Summary of work Done
This project went through two phases. The first was designing and implementing an experimental system based on Latent Semantic Indexing (LSI) Model.
The second was measuring the retrieval performance of this system applied to the Arabic language, trying to improve its performance. This improvement of the performance involved determining the problems faced and trying to handle them using the computational linguistics techniques.
An experimental IR system (ARS) was designed and implemented based on the LSI model. It was the first time to apply the LSI retrieval model to Arabic. In order to measure the impact of adding linguistic techniques to the LSI model, three experiments were conducted. The Indexing size was calculated and the retrieval performance was measured using precision, recall and Van Rijsbergen combined measure.

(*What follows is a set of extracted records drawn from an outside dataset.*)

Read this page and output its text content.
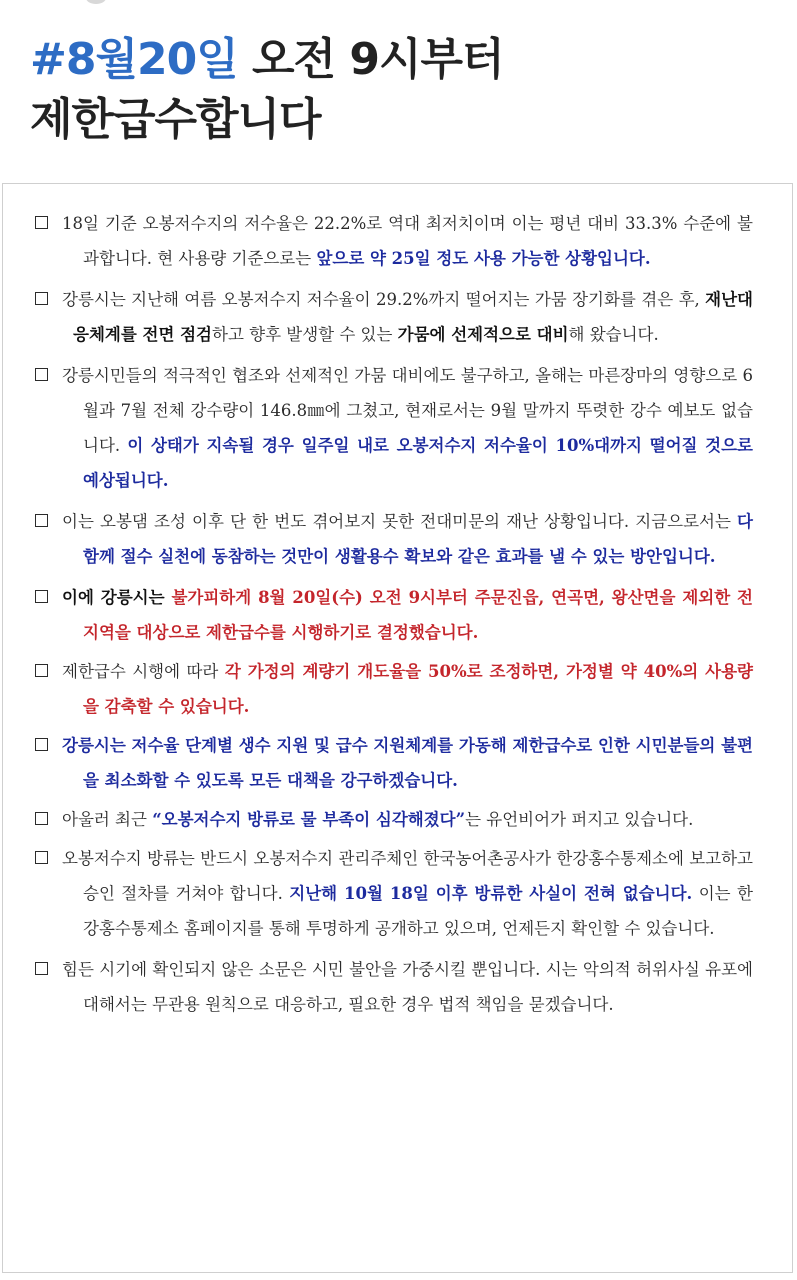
#8월20일 오전 9시부터
제한급수합니다

18일 기준 오봉저수지의 저수율은 22.2%로 역대 최저치이며 이는 평년 대비 33.3% 수준에 불과합니다. 현 사용량 기준으로는 앞으로 약 25일 정도 사용 가능한 상황입니다.

강릉시는 지난해 여름 오봉저수지 저수율이 29.2%까지 떨어지는 가뭄 장기화를 겪은 후, 재난대응체계를 전면 점검하고 향후 발생할 수 있는 가뭄에 선제적으로 대비해 왔습니다.

강릉시민들의 적극적인 협조와 선제적인 가뭄 대비에도 불구하고, 올해는 마른장마의 영향으로 6월과 7월 전체 강수량이 146.8㎜에 그쳤고, 현재로서는 9월 말까지 뚜렷한 강수 예보도 없습니다. 이 상태가 지속될 경우 일주일 내로 오봉저수지 저수율이 10%대까지 떨어질 것으로 예상됩니다.

이는 오봉댐 조성 이후 단 한 번도 겪어보지 못한 전대미문의 재난 상황입니다. 지금으로서는 다 함께 절수 실천에 동참하는 것만이 생활용수 확보와 같은 효과를 낼 수 있는 방안입니다.

이에 강릉시는 불가피하게 8월 20일(수) 오전 9시부터 주문진읍, 연곡면, 왕산면을 제외한 전 지역을 대상으로 제한급수를 시행하기로 결정했습니다.

제한급수 시행에 따라 각 가정의 계량기 개도율을 50%로 조정하면, 가정별 약 40%의 사용량을 감축할 수 있습니다.

강릉시는 저수율 단계별 생수 지원 및 급수 지원체계를 가동해 제한급수로 인한 시민분들의 불편을 최소화할 수 있도록 모든 대책을 강구하겠습니다.

아울러 최근 “오봉저수지 방류로 물 부족이 심각해졌다”는 유언비어가 퍼지고 있습니다.

오봉저수지 방류는 반드시 오봉저수지 관리주체인 한국농어촌공사가 한강홍수통제소에 보고하고 승인 절차를 거쳐야 합니다. 지난해 10월 18일 이후 방류한 사실이 전혀 없습니다. 이는 한강홍수통제소 홈페이지를 통해 투명하게 공개하고 있으며, 언제든지 확인할 수 있습니다.

힘든 시기에 확인되지 않은 소문은 시민 불안을 가중시킬 뿐입니다. 시는 악의적 허위사실 유포에 대해서는 무관용 원칙으로 대응하고, 필요한 경우 법적 책임을 묻겠습니다.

The first experiment was the core-system (i.e. LSI model only without any linguistic features). In this experiment, the size of indexing was a total of 7.69 MB of the disk space. The retrieval performance resulted in a high precision but a low recall. This means that, only small numbers of relevant documents were retrieved. Two problems aroused which are inflection and synonymy. The system achieved poor retrieval results concerning these two problems. Regarding the query-length, the retrieval performance of the system degraded gracefully as the query length increased. In the second experiment, an attempt to overcome the problem of inflection was made by adding some morphological features to the system using the morphological-normalization technique. In this experiment, the size of indexing was decreased to a 31% of the original size in the first experiment. Expanding the system with the morphological-normalization of keywords led to achieve high levels of precision and recall. Regarding the query length, the retrieval performance of the system decreased as the query length increased, especially for the precision measure. In the third experiment, an attempt to overcome the problem of word synonymy was made by adding some semantic features to the system using semantic-normalization technique. In this experiment, the size of indexing was decreased to 55% of the original size in the first experiment. Expanding the system with the semantic-normalization of keywords compared to the second experiment, led to an increase in recall (i.e. more relevant documents were retrieved) for an insubstantial average decrease in precision. Regarding the query length, the retrieval performance of the system decreased as the query length increased, especially for the precision measure. Finally, the model was evaluated in the light of the results of the three experiments.